In return the private providers had to agree
to two terms:
all buildings and medical equipment purchased
would resort to the government at the end of the Contract period, or sooner if
the CCHC pulled out of the program, and
they must adhere to the policies governing
service provision, quality of care and regulatory oversight.
In City Y, privately held CHSCs participating
in the program (there were around the same number of participants as in
Weifang), had to adhere to all of the same conditions as the providers in
Weifang, but in return the contract stipulated that the only benefit City Y
would provide would be the public fund reimbursement of 10 RMB per person.
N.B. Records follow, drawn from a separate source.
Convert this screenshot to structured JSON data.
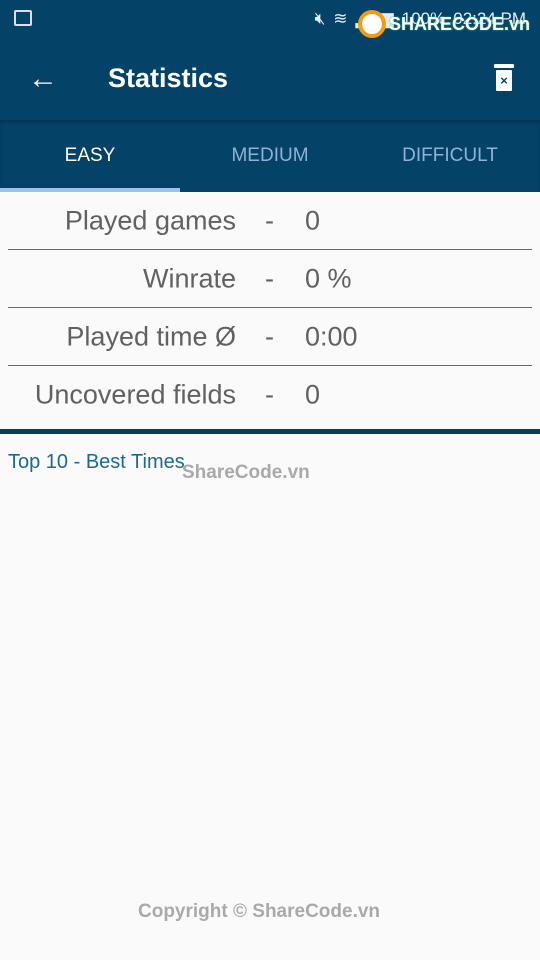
{
  "status_bar": {
    "battery": "100%",
    "time": "02:24 PM"
  },
  "watermark": {
    "logo_text": "SHARECODE.vn",
    "center_text": "ShareCode.vn",
    "copyright": "Copyright © ShareCode.vn"
  },
  "toolbar": {
    "title": "Statistics",
    "back_icon": "arrow-left-icon",
    "delete_icon": "trash-x-icon"
  },
  "tabs": [
    {
      "label": "EASY",
      "active": true
    },
    {
      "label": "MEDIUM"
    },
    {
      "label": "DIFFICULT"
    }
  ],
  "stats": [
    {
      "label": "Played games",
      "sep": "-",
      "value": "0"
    },
    {
      "label": "Winrate",
      "sep": "-",
      "value": "0 %"
    },
    {
      "label": "Played time Ø",
      "sep": "-",
      "value": "0:00"
    },
    {
      "label": "Uncovered fields",
      "sep": "-",
      "value": "0"
    }
  ],
  "top10": {
    "heading": "Top 10 - Best Times"
  },
  "colors": {
    "primary": "#044268",
    "accent": "#1b6a8c",
    "text": "#616161"
  }
}
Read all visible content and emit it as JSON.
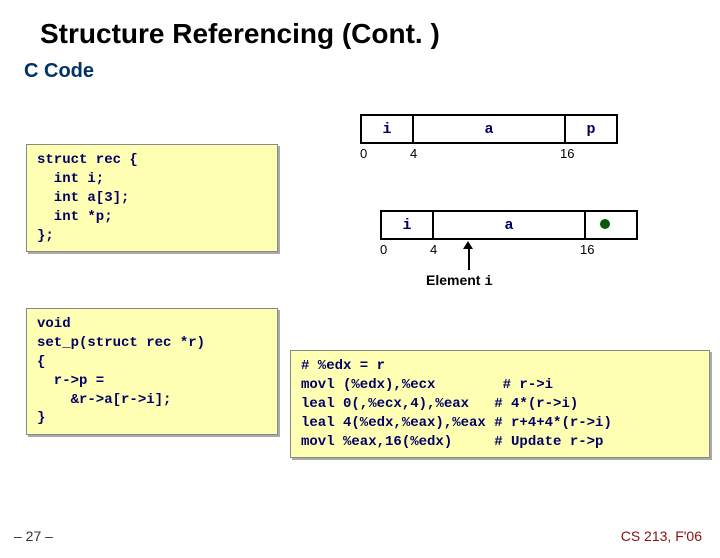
{
  "title": "Structure Referencing (Cont. )",
  "subtitle": "C Code",
  "code1": "struct rec {\n  int i;\n  int a[3];\n  int *p;\n};",
  "code2": "void\nset_p(struct rec *r)\n{\n  r->p =\n    &r->a[r->i];\n}",
  "code3": "# %edx = r\nmovl (%edx),%ecx        # r->i\nleal 0(,%ecx,4),%eax   # 4*(r->i)\nleal 4(%edx,%eax),%eax # r+4+4*(r->i)\nmovl %eax,16(%edx)     # Update r->p",
  "diag": {
    "fields": {
      "i": "i",
      "a": "a",
      "p": "p"
    },
    "offsets": {
      "o0": "0",
      "o4": "4",
      "o16": "16"
    }
  },
  "element_label": "Element",
  "element_var": "i",
  "footer_left": "– 27 –",
  "footer_right": "CS 213, F'06"
}
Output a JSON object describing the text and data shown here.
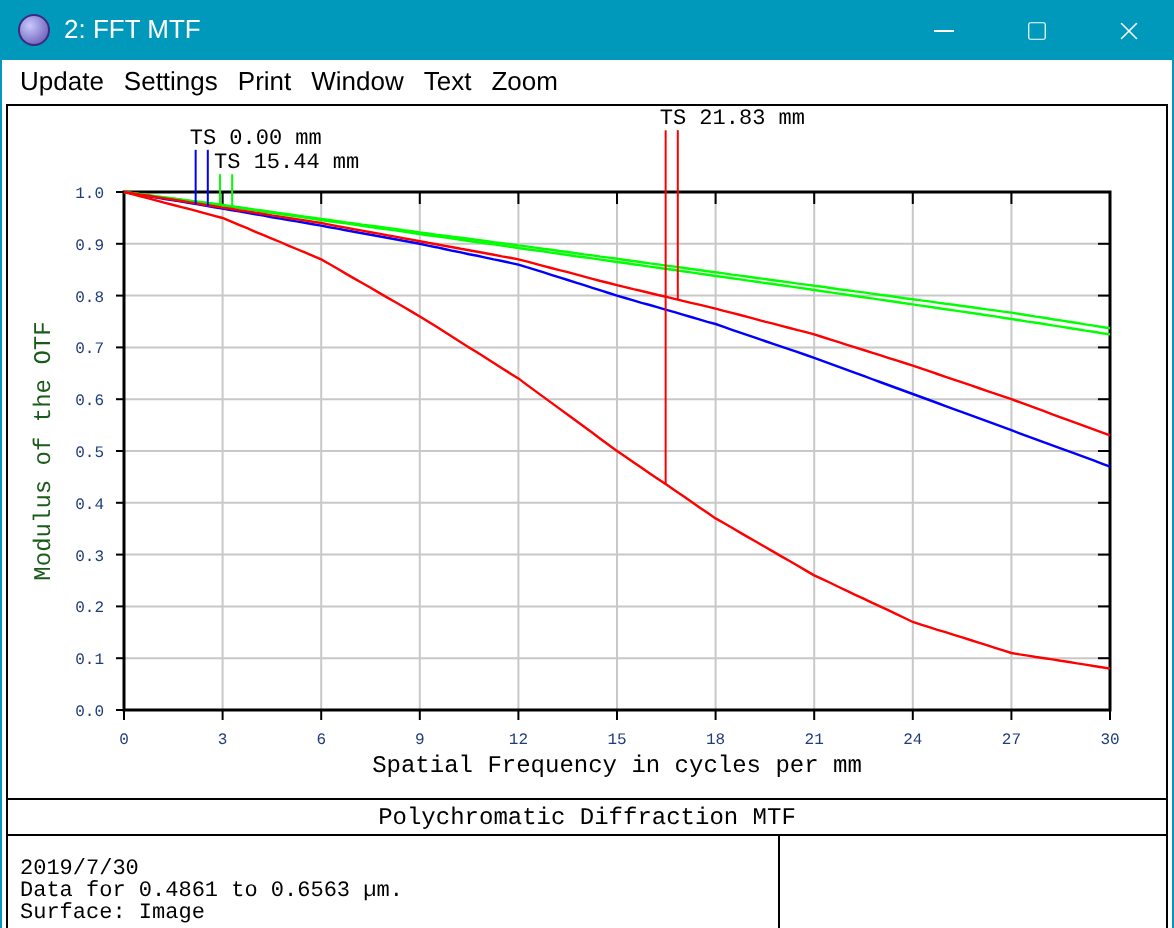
{
  "window": {
    "title": "2: FFT MTF"
  },
  "menu": [
    "Update",
    "Settings",
    "Print",
    "Window",
    "Text",
    "Zoom"
  ],
  "plot": {
    "chart_data": {
      "type": "line",
      "xlabel": "Spatial Frequency in cycles per mm",
      "ylabel": "Modulus of the OTF",
      "x": [
        0,
        3,
        6,
        9,
        12,
        15,
        18,
        21,
        24,
        27,
        30
      ],
      "series": [
        {
          "color": "#0000ff",
          "values": [
            1,
            0.968,
            0.935,
            0.9,
            0.86,
            0.8,
            0.745,
            0.68,
            0.61,
            0.54,
            0.47
          ]
        },
        {
          "color": "#00ff00",
          "values": [
            1,
            0.975,
            0.948,
            0.922,
            0.897,
            0.871,
            0.845,
            0.819,
            0.793,
            0.767,
            0.737
          ]
        },
        {
          "color": "#00ff00",
          "values": [
            1,
            0.974,
            0.946,
            0.919,
            0.892,
            0.865,
            0.838,
            0.811,
            0.783,
            0.755,
            0.725
          ]
        },
        {
          "color": "#ff0000",
          "values": [
            1,
            0.95,
            0.87,
            0.76,
            0.64,
            0.5,
            0.37,
            0.26,
            0.17,
            0.11,
            0.08
          ]
        },
        {
          "color": "#ff0000",
          "values": [
            1,
            0.97,
            0.94,
            0.905,
            0.87,
            0.82,
            0.775,
            0.725,
            0.665,
            0.6,
            0.53
          ]
        }
      ],
      "xlim": [
        0,
        30
      ],
      "ylim": [
        0,
        1
      ],
      "grid": true,
      "xticks": [
        0,
        3,
        6,
        9,
        12,
        15,
        18,
        21,
        24,
        27,
        30
      ],
      "yticks": [
        {
          "value": 0,
          "label": "0.0"
        },
        {
          "value": 0.1,
          "label": "0.1"
        },
        {
          "value": 0.2,
          "label": "0.2"
        },
        {
          "value": 0.3,
          "label": "0.3"
        },
        {
          "value": 0.4,
          "label": "0.4"
        },
        {
          "value": 0.5,
          "label": "0.5"
        },
        {
          "value": 0.6,
          "label": "0.6"
        },
        {
          "value": 0.7,
          "label": "0.7"
        },
        {
          "value": 0.8,
          "label": "0.8"
        },
        {
          "value": 0.9,
          "label": "0.9"
        },
        {
          "value": 1,
          "label": "1.0"
        }
      ],
      "annotations": [
        "TS 0.00 mm",
        "TS 15.44 mm",
        "TS 21.83 mm"
      ]
    }
  },
  "footer": {
    "title": "Polychromatic Diffraction MTF",
    "lines": [
      "2019/7/30",
      "Data for 0.4861 to 0.6563 µm.",
      "Surface: Image"
    ]
  }
}
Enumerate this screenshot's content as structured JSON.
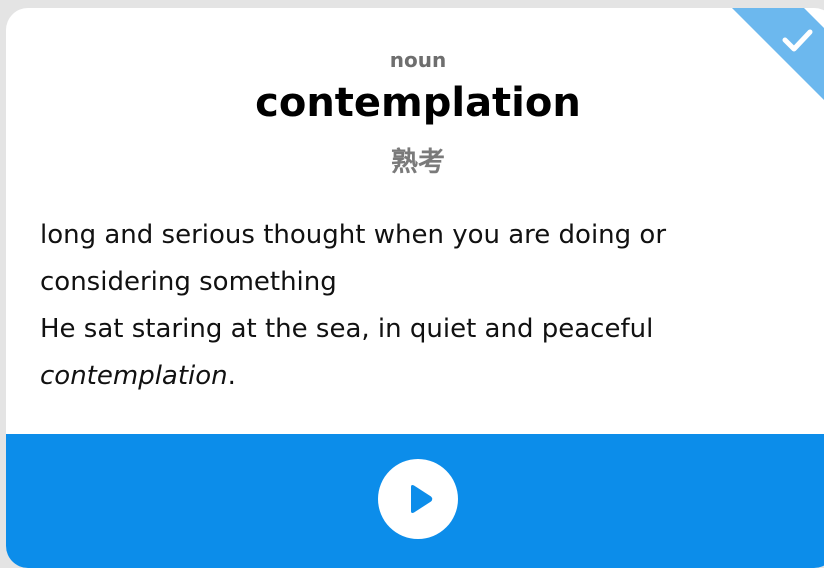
{
  "card": {
    "part_of_speech": "noun",
    "word": "contemplation",
    "translation": "熟考",
    "definition": "long and serious thought when you are doing or considering something",
    "example_before": "He sat staring at the sea, in quiet and peaceful ",
    "example_highlight": "contemplation",
    "example_after": ".",
    "status_icon": "check-icon",
    "play_icon": "play-icon"
  },
  "colors": {
    "accent": "#0c8dea",
    "corner_badge": "#6cb8ee",
    "pos_text": "#6e6e6e",
    "translation_text": "#7a7a7a"
  }
}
In both cases, at the end of the program, the
per resident expenditure was still much higher in government run CHSCs than in
the privately-run CHSCs, a disparity best explained by the difference in the
mix of services available in government-run centers, which in turn impacts the
number of referrals that government-run centers can make to hospitals.
RESULTS
AND TAKEAWAYS
The differences in the two programs (Weifang
and City Y) can partly be explained by Weifang’s greater ability to reform the
problems that characterize the engagement (or lack thereof) between the private
sector and the government. By providing training, the opportunity to
participate in the social insurance system, and financial assistance in
addition to per-resident payment, the Weifang City government went a long way
towards addressing the opportunity cost of foregone curative care that CHSCs
face when agreeing to greater government oversight. This not only brought up
the level care of privately-held CHSCs, there is some evidence that it also
helped recuperate the image of privately-held CHSCs in the eyes of the patient
public.
Indeed, the benefits to private players were
substantial (huge! even, if I am allowed to step out of my policy-language
bubble). The private players were allowed to participate in the social
insurance system, a heretofore limiting step to the expansion of private care
in China. Moreover, they were given access to the best government health care
workers. If you’re a private investor of health care entrepreneur looking for
an entry point, just these two facts alone should make the CHSC an opportunity
worth pursuing.
The other really enticing aspect of CHSCs is
that they are not only a rural phenomenon, in fact they are a central component
of the urban health care system. Therefore, CHSCs are not just a door into the
Chinese health care system generally, they are a potential entry way into the
urban health care market.
At Rubicon Strategy Group we now look at the
CHSC opportunity whenever we work with clients.